Potato growers warned over risk of using seed with uncertain origin

Potato growers must take personal responsibility for the provenance of the seed they buy and plant, Allan Stevenson stressed at last week’s Seed Potato Industry Conference.



The Potato Council’s chairman called on the whole industry throughout Great Britain to specify all their seed must be Safe Haven-assured seed or from British nuclear stock.


“It is our responsibility; don’t blame anyone other than yourself if you don’t know the provenance of your seed and you and your customers end up with a plant health problem.


“The Potato Council team has heard excuses why it is okay to take risks with planting seed of unknown or uncertain origin. Some have claimed it is not their fault that some crops tested positive [to dickeya], because they had seed pre-tested or even that their customer made them do it.


“To me this is nonsense, and shows a lack of personal responsibility, judgement and ownership.”


Dickeya solani, a more aggressive form of blackleg, was a major challenge, he admitted, but it was not the only threat. “We also mustn’t take our eye off other traditional Pectobacteria blackleg and soft rots.”

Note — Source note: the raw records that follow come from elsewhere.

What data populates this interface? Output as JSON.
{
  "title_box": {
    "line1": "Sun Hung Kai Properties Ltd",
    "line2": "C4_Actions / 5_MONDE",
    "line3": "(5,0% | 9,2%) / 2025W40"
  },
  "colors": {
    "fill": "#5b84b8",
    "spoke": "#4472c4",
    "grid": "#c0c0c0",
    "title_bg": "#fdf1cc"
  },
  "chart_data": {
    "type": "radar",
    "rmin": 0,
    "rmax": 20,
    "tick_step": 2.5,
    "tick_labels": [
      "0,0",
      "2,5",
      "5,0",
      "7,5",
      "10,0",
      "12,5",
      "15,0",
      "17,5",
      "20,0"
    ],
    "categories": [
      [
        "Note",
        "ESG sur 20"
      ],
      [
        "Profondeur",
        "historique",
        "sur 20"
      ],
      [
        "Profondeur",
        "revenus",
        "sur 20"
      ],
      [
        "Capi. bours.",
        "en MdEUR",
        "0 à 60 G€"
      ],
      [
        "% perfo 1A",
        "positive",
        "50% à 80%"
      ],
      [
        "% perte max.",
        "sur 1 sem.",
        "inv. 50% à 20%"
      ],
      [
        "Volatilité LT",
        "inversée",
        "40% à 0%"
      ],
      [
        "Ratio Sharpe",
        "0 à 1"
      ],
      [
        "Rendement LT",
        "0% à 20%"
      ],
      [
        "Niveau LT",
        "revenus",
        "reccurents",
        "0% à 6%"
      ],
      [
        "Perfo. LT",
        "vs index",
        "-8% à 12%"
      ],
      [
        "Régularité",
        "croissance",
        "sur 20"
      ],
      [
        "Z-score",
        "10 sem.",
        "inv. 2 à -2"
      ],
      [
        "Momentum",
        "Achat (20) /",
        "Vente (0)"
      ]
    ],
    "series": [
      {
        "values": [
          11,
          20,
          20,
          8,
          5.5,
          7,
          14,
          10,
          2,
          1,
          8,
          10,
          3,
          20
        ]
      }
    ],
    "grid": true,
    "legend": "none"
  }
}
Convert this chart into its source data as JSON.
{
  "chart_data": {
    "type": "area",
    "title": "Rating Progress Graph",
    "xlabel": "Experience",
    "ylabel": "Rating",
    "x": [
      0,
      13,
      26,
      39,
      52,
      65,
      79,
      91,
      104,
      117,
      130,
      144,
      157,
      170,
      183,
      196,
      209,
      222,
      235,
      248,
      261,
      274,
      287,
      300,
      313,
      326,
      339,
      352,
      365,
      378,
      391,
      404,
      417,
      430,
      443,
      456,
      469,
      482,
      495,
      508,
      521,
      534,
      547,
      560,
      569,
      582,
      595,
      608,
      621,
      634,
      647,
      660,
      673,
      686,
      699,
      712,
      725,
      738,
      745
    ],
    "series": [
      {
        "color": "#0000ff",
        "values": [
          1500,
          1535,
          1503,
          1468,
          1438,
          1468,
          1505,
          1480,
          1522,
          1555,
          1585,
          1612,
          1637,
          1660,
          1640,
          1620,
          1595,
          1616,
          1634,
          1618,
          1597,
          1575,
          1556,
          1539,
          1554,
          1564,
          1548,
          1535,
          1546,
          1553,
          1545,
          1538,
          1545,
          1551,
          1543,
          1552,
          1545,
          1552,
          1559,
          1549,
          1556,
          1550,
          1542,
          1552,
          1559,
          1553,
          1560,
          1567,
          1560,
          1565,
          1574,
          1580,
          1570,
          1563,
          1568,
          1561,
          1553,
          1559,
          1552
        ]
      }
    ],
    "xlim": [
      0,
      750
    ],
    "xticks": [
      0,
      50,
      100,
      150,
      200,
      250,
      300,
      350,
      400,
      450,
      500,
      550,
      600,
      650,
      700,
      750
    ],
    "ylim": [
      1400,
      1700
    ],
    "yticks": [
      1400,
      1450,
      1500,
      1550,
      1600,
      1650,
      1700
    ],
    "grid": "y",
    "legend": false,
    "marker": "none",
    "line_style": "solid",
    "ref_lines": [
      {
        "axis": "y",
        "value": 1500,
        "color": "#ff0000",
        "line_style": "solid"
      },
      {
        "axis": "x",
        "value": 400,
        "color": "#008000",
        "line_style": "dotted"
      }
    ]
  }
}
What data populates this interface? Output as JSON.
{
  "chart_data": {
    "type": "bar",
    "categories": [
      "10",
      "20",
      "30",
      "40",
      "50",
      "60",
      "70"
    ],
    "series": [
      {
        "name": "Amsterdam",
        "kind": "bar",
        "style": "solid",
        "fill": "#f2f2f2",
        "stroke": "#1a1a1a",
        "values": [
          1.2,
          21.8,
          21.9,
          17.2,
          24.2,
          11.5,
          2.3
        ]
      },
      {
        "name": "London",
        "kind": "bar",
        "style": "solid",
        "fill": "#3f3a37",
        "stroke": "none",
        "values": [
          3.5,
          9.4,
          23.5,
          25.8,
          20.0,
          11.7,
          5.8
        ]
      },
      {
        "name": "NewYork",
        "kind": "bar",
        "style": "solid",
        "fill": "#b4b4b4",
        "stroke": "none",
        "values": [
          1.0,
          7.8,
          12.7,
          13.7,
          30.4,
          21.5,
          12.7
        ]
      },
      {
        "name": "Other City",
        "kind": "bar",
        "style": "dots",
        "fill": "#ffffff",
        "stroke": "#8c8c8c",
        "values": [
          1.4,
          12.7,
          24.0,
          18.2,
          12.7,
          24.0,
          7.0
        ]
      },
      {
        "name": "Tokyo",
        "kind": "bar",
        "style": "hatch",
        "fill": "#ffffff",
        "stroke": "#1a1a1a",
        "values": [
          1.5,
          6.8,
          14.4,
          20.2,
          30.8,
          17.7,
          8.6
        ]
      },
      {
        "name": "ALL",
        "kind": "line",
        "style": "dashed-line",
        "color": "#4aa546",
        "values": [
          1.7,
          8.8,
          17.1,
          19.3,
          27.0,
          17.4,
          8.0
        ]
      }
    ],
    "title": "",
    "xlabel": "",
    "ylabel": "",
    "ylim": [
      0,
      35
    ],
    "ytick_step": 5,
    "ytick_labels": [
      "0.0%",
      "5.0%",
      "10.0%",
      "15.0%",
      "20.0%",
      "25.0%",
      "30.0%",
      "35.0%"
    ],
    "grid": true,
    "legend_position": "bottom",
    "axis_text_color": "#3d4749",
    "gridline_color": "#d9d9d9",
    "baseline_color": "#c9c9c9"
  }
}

But it had been a wake-up call for the industry, he admitted. “The trend of importing seed from outside the British nuclear stock supply chain is reducing, which helps to reduce some of out non-indigenous disease risks.”


And it also provided a good reason to join the Safe Haven Scheme, he said. “It is easy to demonstrate the provenance of your product within the scheme to your customers. For those already in the scheme, don’t compromise it by cutting corners; protect it and value it.”


Dickeya could be kept out of Scotland if growers heeded the message about not importing non-Scottish origin seed, Ian Toth, a plant pathologist at the Scottish Crops Research Institute, said.


“Dickeya solani almost exclusively comes from planting contaminated seed, so if we stop importing it in we stand a good chance of keeping Scotland as one of the few countries free from the disease.”


A three-year £500,000 research project jointly funded by the Potato Council and Scottish government was investigating Dickeya solani’s distribution in crops and water compared with other blackleg-causing species, John Elphinstone, the principal plant bacteriologist for the Food and Environment Research Agency, said.


It would also research the biology of the bacteria to learn more about infection risk and control, and develop diagnostic tests that could identify Dickeya solani from other blackleg-causing bacteria, he noted.


That work was just part of a new plan from the Potato Council to focus on plant health, Mr Stevenson said. “Plant health isn’t only a concern for the seed sector. Every single potato business in Britain has something to lose if we don’t protect our plant health status.


“Plant health has now been written into the Potato Council’s corporate plan, and we are formulating a plan which will be put to the whole industry for consultation.


“The threat to plant health does not just stop with dickeya. With root-knot nematode and Epitrix beetle not far away, estimating the potential devastation if diseases are left unchecked is impossible.


“But PepsiCo apparently spent $260m replacing stocks and product in Romania as a result of Zebra Chip disease, which is spread by a potato/tomato psyllid.


“It shows we must keep our land and watercourses as clean as possible for the future, use the Safe Haven Scheme extensively and continue to have a prosperous and health potato seed industry in Great Britain.”